Love. A strange, breakable emotion. One moment it is whole and smooth, the next, it is a mess of shell and gore slipping through the fingers. Grizmare never forgot the cruel streak which marbled Kali’s personality. But love. Breakable, messy love. That kept Grizmare adoring Kali across the years and despite the horrors her granddaughter had inflicted. It was love which motivated her now to follow in Kali’s footsteps and open the gates to a different zoo.
“There were once twenty-five razingstock tied up inside a rickety old barn. The razingstock were owned by Mother Goose who kept them tethered and fed them measly portions of pignuts. She housed the beasts so because she was jealous of their usefulness and scared of their strength. Night and day, the razingstock would appeal to her, saying, ‘There is no sense in this, Mother Goose. We are good and willing members of the farm. The plough does not till the soil unless we pull it. The produce cannot be got to market unless we are hitched to the goods’ wagon. Your family will die over winter without our milk and the cheese you make from it.’

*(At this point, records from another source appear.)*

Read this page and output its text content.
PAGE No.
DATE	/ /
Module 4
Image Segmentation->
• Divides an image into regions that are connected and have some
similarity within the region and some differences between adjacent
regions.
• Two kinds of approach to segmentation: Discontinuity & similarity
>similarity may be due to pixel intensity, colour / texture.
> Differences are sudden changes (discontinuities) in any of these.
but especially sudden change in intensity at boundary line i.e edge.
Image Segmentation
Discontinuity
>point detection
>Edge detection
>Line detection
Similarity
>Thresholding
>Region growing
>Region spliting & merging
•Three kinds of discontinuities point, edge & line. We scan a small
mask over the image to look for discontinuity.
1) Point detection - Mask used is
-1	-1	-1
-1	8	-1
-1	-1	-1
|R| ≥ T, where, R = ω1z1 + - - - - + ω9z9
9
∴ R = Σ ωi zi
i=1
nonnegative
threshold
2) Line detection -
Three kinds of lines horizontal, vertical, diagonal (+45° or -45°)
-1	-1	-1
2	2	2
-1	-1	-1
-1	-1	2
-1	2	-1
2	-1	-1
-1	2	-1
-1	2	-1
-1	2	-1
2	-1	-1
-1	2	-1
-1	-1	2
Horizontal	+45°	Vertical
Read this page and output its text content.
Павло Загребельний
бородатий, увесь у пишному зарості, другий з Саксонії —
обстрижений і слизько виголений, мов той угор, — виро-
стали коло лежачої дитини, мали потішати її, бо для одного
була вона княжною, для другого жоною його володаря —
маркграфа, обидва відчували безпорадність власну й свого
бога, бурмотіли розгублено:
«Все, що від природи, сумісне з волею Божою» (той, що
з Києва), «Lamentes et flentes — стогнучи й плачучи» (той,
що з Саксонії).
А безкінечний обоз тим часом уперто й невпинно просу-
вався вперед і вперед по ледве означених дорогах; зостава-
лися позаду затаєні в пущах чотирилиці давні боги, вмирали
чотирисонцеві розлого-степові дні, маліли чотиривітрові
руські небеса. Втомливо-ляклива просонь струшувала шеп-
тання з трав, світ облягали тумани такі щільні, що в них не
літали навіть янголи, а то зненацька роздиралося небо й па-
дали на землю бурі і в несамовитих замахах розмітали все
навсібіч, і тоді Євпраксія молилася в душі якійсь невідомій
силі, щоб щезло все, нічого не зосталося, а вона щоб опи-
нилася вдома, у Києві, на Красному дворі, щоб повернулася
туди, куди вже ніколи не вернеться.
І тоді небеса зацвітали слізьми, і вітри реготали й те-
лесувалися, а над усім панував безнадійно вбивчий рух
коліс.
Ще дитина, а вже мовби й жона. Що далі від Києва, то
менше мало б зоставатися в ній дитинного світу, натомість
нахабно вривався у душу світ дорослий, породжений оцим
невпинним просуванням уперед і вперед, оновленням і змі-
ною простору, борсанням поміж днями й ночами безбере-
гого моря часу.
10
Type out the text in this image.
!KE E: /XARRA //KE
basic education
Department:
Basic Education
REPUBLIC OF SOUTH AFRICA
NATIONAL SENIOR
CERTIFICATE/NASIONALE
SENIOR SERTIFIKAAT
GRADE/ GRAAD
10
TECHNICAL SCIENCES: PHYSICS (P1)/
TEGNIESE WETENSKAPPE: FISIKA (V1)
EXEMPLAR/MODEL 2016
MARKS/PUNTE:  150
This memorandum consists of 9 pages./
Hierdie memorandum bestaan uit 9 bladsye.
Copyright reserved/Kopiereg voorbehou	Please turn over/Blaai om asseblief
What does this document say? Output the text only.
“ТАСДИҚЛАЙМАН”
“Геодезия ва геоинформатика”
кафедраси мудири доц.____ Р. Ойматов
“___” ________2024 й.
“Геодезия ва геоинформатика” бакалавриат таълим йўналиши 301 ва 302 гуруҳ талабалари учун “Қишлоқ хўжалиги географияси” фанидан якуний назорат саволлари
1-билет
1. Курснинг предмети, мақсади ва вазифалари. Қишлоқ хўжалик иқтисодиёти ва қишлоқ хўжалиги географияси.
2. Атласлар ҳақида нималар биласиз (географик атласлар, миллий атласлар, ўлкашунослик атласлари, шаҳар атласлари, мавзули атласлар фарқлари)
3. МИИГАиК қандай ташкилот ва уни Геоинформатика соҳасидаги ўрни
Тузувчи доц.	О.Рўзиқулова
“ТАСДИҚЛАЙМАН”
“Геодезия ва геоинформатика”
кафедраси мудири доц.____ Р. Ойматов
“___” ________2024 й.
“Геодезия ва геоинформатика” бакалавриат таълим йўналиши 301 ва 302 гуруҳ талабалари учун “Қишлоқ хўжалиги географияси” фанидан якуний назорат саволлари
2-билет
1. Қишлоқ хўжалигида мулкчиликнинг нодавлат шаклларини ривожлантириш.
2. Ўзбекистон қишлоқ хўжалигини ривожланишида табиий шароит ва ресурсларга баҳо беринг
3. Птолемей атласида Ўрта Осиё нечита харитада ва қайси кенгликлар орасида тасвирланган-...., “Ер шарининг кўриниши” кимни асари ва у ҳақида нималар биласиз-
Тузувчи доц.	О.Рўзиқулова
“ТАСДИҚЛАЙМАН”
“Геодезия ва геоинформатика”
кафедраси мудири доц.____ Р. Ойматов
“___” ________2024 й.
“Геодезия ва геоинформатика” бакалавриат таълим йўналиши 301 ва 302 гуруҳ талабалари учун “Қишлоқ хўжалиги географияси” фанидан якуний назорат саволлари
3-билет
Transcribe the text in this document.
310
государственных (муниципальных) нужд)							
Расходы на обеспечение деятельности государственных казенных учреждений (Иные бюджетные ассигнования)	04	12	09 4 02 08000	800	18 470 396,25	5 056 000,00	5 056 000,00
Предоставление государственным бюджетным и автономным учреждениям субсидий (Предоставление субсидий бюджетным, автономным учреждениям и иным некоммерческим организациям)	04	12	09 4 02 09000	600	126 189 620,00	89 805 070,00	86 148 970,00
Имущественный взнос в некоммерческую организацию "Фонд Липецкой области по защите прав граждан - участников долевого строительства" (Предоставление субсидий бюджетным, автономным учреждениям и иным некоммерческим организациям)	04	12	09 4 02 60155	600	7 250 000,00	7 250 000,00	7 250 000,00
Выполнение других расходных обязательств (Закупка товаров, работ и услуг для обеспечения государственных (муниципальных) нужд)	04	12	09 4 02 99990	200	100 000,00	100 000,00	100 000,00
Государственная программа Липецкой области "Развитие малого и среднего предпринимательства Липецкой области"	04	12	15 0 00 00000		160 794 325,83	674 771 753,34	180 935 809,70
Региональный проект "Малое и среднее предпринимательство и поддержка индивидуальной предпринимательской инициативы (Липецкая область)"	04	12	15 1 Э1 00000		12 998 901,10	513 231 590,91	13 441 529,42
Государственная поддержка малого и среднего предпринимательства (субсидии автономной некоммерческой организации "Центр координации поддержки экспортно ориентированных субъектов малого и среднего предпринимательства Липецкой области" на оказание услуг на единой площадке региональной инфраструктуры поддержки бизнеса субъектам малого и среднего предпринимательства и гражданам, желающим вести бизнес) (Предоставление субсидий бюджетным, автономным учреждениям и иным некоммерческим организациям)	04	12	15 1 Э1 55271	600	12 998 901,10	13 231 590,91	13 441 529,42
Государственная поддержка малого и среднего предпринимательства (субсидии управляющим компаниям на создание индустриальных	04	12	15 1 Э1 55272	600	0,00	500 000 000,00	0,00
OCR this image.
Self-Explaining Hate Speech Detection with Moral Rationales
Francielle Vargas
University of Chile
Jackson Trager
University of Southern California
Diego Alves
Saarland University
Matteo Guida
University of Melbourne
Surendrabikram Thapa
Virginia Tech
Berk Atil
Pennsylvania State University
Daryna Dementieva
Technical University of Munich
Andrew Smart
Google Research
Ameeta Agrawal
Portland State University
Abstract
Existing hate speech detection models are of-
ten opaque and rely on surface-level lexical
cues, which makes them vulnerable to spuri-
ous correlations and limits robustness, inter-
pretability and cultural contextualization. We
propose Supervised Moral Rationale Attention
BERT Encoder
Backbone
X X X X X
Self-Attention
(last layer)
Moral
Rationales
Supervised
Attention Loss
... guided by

“But Mother Goose was a sour woman. She did not want the razingstock to feel they had more use than she. And so it was that she persuaded the chuckle hens to act distressed, thereby attracting the razingst
ock to enter the barn – whereupon she locked the creatures in. And after, how she had danced, arms raised to the skies as if she had made herself a god!”
Perched on his father’s old cot, Mohab eased back his shoulders. He went to lie down, but the men around him reacted with discontent.
“What?” He sat back up. “What else is there to tell you?” Bringing his face into a shaft of moonlight, he stared out at the sea of men. “Do you want to hear about those razingstock? Twenty-five of the finest specimens in the herd. Are you praying they escape, having broken free of their bonds and having killed Mother Goose while she was still dancing? Do you think that ending is likely?”
“Isn’t that the point of the story, Speaker’s son?” hissed one of the crowd. And another, “Tell the story the right way. How’s a man to have hope otherwise?”
“How indeed?” Mohab spread out his hands. “Where is our hope if not in the twenty-five strong razingstock and the chance they might overwhelm Mother Goose? These twenty-five who are the redeemers, the thinkers, and the brave. Good strong beasts who have resisted Mother Goose’s best efforts to break them. In accordance with the rules of the story, do we not all will these beasts of burden to revolt against their master, these same beasts who have been beaten, chained, and made to work themselves to death? What hope do the rest of the herd have if those twenty-five do not rise up and take the reins from Mother Goose?” He could hear his voice cracking. What use were words unless he could knit them into something worthwhile?